The content path of a GitHub Repisitory object is handled with the query string "p". This can be either the file name you wish to download (e.g. DownloadFile.ashx?o=dscoduc&r=PowerShellScripts&p=GetDCNetInfo.ps1) or the name of a folder within the Repository (e.g. User.aspx?o=dscoduc&r=PowerShellScripts&p=TestFolder)
This DownloadFile.ashx page is a dynamic page that is used to process the request for a file from the GitHub repository specified in the query strings.
This page requires the owner, repository, and path query string variables to be populated - calling this page without providing a complete query string variable list will result in the page displaying a "File not found" error message.
When the DownloadFile.ashx page is requested the web server will perform the following steps:
- Download the requested script file from GitHub to the ~/App_Data/ folder into a random temporary file name.
- Insert/replace a header on the temporary file that includes the name of the authenticated user (used for auditing who requested the signed script)
- Call PowerShell to sign the temporary file using the available signing certificate
- Serve the signed PowerShell script file to the web user
- Delete the temporary file from the ~/App_Data/ folder
This section outlines the settings within the web.config file.
This entry defines the url path to GitHub api address for your environment (omitting the https://). For the Internet GitHub the setting for this entry would be api.github.com. For an Enterprise GitHub the path would be hostname/api/v3/
Default value = "api.github.com"
This entry defines the authentication token used to connect to the GitHub repository.
If access to your GitHub server is resricted to authenticated users then an auth_token is required for this solution to work correctly.
Default value = ""
This entry defines the title displayed on the web pages.

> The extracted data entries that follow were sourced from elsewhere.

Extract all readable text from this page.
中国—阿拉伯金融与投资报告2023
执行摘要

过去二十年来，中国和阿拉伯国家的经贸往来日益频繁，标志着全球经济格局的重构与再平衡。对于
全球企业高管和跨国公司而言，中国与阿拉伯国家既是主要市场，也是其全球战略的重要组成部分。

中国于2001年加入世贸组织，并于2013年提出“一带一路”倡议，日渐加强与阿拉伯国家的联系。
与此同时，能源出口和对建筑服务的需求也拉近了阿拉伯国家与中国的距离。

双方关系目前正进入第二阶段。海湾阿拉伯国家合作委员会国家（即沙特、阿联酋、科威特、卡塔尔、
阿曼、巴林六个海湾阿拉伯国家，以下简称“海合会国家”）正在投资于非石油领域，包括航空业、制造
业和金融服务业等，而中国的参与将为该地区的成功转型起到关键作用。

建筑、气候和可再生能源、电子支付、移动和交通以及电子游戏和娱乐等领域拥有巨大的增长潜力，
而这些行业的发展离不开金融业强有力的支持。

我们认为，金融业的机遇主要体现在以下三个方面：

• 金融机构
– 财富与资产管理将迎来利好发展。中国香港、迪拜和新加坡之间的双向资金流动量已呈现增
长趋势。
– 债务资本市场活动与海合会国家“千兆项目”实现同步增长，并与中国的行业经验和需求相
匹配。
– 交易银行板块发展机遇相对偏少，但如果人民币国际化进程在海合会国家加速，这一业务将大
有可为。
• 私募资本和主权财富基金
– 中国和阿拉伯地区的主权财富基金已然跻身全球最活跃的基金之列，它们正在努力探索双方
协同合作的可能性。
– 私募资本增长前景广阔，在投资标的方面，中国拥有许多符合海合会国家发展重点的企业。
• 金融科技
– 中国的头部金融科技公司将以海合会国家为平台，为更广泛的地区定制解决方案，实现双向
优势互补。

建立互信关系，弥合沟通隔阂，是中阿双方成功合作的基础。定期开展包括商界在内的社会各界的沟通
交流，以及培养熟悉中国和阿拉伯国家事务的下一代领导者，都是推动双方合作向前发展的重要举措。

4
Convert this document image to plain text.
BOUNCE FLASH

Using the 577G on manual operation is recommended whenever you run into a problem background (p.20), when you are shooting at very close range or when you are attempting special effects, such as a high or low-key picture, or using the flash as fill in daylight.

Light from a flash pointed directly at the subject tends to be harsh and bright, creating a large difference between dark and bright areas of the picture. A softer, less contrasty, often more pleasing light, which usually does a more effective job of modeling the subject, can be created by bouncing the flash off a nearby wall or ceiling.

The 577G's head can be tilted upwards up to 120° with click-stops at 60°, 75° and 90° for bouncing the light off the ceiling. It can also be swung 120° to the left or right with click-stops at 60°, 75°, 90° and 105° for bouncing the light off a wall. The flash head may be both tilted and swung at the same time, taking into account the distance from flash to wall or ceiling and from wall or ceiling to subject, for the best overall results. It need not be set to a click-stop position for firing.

Default value = "PowerShell Online Signing"
This entry defines the default repository owner for home page link
Default value = "dscoduc"
This entry defines the default repository name for home page link. If the entry is blank then the home page link will redirect to the default_owners list of repositories.
Default value = ""
This entry defines how long in minutes the response date from the server web requests to GitHub should remain in cache.
Default value = "30"
This entry provides the ability to set a custom user-agent provided by the web server to GitHub when peforming a web request. GitHub requires a user_agent value though it doesn't care what is provided.
Default value = "curl/7.43.0"
This entry defines which files in a repository will be displayed to the web user. This soluton can only sign PowerShell scripts so the default value is to only show .PS1 files.
Default value = "^.+.((ps1)|(ps1))$"
More information about the query string variable structure can be found in this section.
- Owner
- Syntax: ?o={ owner login ID }
- Example: User.aspx?o=dscoduc
- Available on User.aspx and DownloadFile.ashx
- Repository
- Syntax: &r={ repository name }
- Example: User.aspx?o=dscoduc&r=PowerShellScripts
- Requires Owner variable
- Avaialble on User.aspx and DownloadFile.ashx
- Path
- Syntax: ?p={ content path }
- Example: User.aspx?o=dscoduc&r=PowerShellScripts&p=SubFolder
- Example: DownloadFile.aspx?o=dscoduc&r=PowerShellScripts&p=myScript.ps1
- Requires Owner and Repository variable
- Search Criteria
- Syntax: ?s={ search criteria }
- Example: ?s=dsco
- Availale in Search.aspx
To assist in the handling of JSON responses coming from GitHub this solution relies on the Newtonsoft Json v7.0.1 framework. This allows a quick translation from JSON to a C# object class.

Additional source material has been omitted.